What it Will Take for a Small CU to Survive

 

What it Will Take for a Small CU to Survive

By Homer Fager

Fager Homer

In a 2021 article, Bill Streeter, former editor-in-chief at The Financial Brand, asked, “Can a $50 million, $200 million or even a $500 million credit union expect to survive?”

This group represents 87% of all credit unions, and 66% of those are $100 million in assets and below. How can these small credit unions survive the competitive forces of dominant megabanks, rapid uptake of digital banking, fintech inroads, low rates and operating expenses? 

Per the National Credit Union Administration’s 2020 Annual Report, the benchmark for bank profitability–return on average assets ratio (ROA)–for all credit unions ranged from a high of 0.78 for billion-dollar institutions to a low of 0.06% for less than $10 million in assets. The FDIC report, Community Banks Remain Resilient Amid Industry Consolidations, acknowledged those institutions with less than $500 million in assets find it tough to comply with regulation, higher capital requirements, aggressive competition for deposits and loans, etc.

Managerial Governance Change Required

To manage this reality, a change of managerial governance by small credit unions must take place. No amount of market research or collaboration will change their ROA or provide scale to compete in the 4th Industrial Revolution environment. 

What is causing the low ROA of small credit unions? Its “FMB” (front, middle, back office) expenses. Small institutions do not have the scale to manage the cause of low ROA, which is fixed costs. When an examiner reviews a credit union’s financial condition, they consider budget, budget variance, risk profile, operational structure, and fixed expenses. In accounting, fixed expenses or costs are those operating expenses that do not change with increasing or decreasing services or products delivered to customers. They are normally time-related, such as interest, rents, utilities, labor, IT (staff, hardware & software) paid per month, and are also called overhead costs. 

Fager Chart

What has to change are which FMB activities are maintained as manager’s primary responsibility–fixed or variable expense? 

Managers of small credit unions must change their business model from that of a fixed-expense operation to a variable-expense operation. “MB” expenses are not primarily the responsibility of managers; it is member-centric service that takes place in the front office. Other than regulatory audits, managers need not handle middle office, day-to-day compliance, accounting or HR activities. Activities relating to “MB” and IT services are not primary, they need to be outsourced.

Improving Advantage

Outsourcing of selected services is a means to gain scale that leads to reducing costs and increasing the institution’s ROA. The cost-benefit from outsourcing comes due to reduction of operating labor and overhead expenses while focusing on core competencies, such as member-centric service. By focusing on core competencies the entity improves its competitive advantage and efficiency by redirecting internal resources to its primary need, front office consumer-centric service. 

A most important advantage of outsourcing and, possibly most noteworthy, is the option to afford expertise and best in class software previously unaffordable. When incorporating outsourcing a significant benefit is the scale outsourcing brings, which equals lower cost per member leading to improved capability. The reduction-profitability realized is the cost-benefit of economies of scale produced by outsourcing of back-office accounting and middle office regulatory reporting functions. 

This economies of scale (EOS) technology helps small credit unions grow into consumer-centric enterprises. EOS technology is a digital-first core solution that will integrate with unlimited number of options from internal business to external third-party platforms. EOS technology is a corrective action to the previously noted operating expense/ROA disadvantage that small credit unions must manage. 

Call to Action

Managers of small credit union: Join the 4th Industrial Revolution and build a disruptive cyber-physical customer-centric enterprise. In short, survival is possible, but it calls for a change of managerial governance by small credit unions managers. The single element small credit unions lack is scale, which outsourcing non-growth activities can correct. 

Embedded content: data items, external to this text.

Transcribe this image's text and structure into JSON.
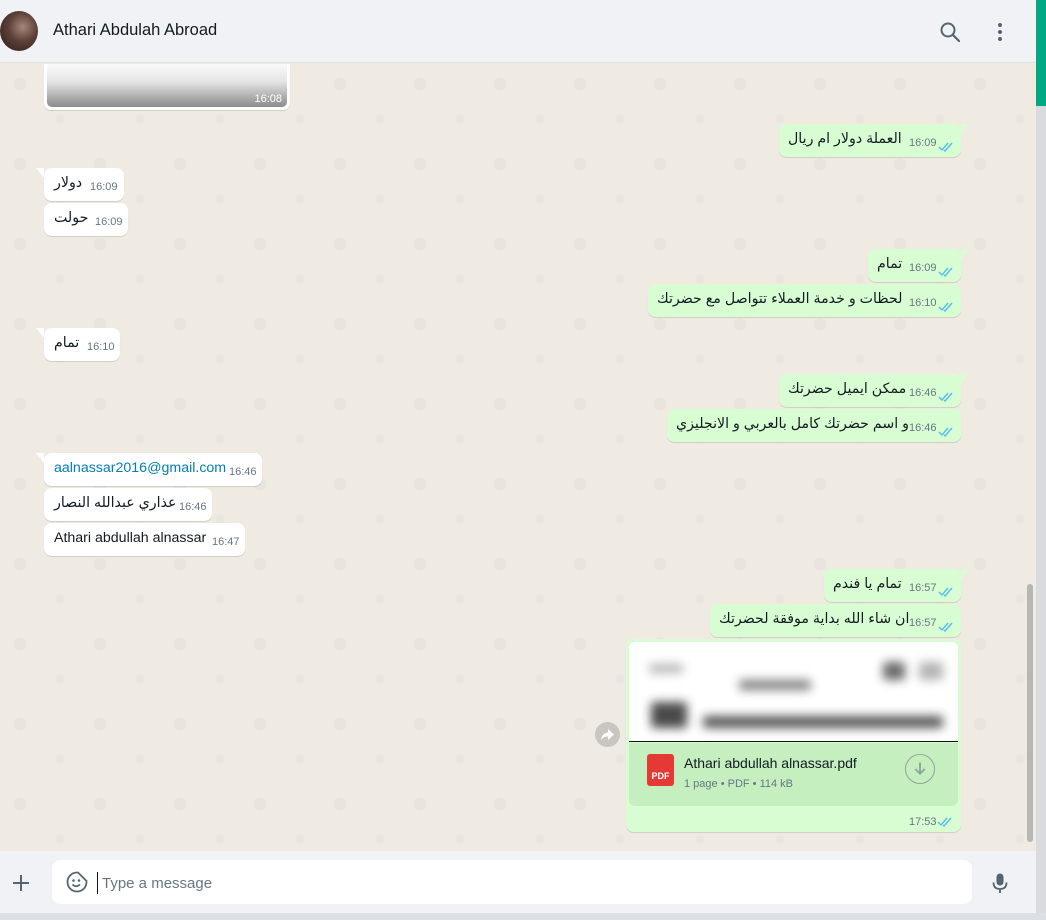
{
  "header": {
    "contact_name": "Athari Abdulah Abroad",
    "icons": [
      "search-icon",
      "kebab-menu-icon"
    ]
  },
  "colors": {
    "outgoing_bubble": "#d9fdd3",
    "incoming_bubble": "#ffffff",
    "read_ticks": "#53bdeb",
    "accent": "#00a884",
    "pdf_icon": "#e53935"
  },
  "image_message": {
    "time": "16:08"
  },
  "messages": [
    {
      "text": "العملة دولار ام ريال",
      "time": "16:09",
      "dir": "out",
      "status": "read"
    },
    {
      "text": "دولار",
      "time": "16:09",
      "dir": "in"
    },
    {
      "text": "حولت",
      "time": "16:09",
      "dir": "in"
    },
    {
      "text": "تمام",
      "time": "16:09",
      "dir": "out",
      "status": "read"
    },
    {
      "text": "لحظات و خدمة العملاء تتواصل مع حضرتك",
      "time": "16:10",
      "dir": "out",
      "status": "read"
    },
    {
      "text": "تمام",
      "time": "16:10",
      "dir": "in"
    },
    {
      "text": "ممكن ايميل حضرتك",
      "time": "16:46",
      "dir": "out",
      "status": "read"
    },
    {
      "text": "و اسم حضرتك كامل بالعربي و الانجليزي",
      "time": "16:46",
      "dir": "out",
      "status": "read"
    },
    {
      "text": "aalnassar2016@gmail.com",
      "time": "16:46",
      "dir": "in",
      "link": true
    },
    {
      "text": "عذاري عبدالله النصار",
      "time": "16:46",
      "dir": "in"
    },
    {
      "text": "Athari abdullah alnassar",
      "time": "16:47",
      "dir": "in"
    },
    {
      "text": "تمام يا فندم",
      "time": "16:57",
      "dir": "out",
      "status": "read"
    },
    {
      "text": "ان شاء الله بداية موفقة لحضرتك",
      "time": "16:57",
      "dir": "out",
      "status": "read"
    }
  ],
  "document": {
    "file_name": "Athari abdullah alnassar.pdf",
    "meta": "1 page • PDF • 114 kB",
    "icon_label": "PDF",
    "time": "17:53",
    "status": "read"
  },
  "composer": {
    "placeholder": "Type a message",
    "icons": [
      "plus-icon",
      "sticker-icon",
      "mic-icon"
    ]
  }
}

How large of a scale is required? Mega-institutions with asset above $3.8 billion have economies of scale from 286,000 to 320,000 members and ROAs above 1.2, versus 0.40% for $500 million institutions per Weiss Ratings. 

Credit union managers need to incorporate 4th Industrial Revolution’s disruptive trends of “cyber-physical systems” integrating modern digitization, physical, and biological processes with the needs of the enterprise and their consumers. 

Homer Fager is the former president of core data processor FedComp Inc., a small business owner and advisor, and a multi-million-dollar project manager, providing him an extensive resume of experience in governance, risk, and consulting work.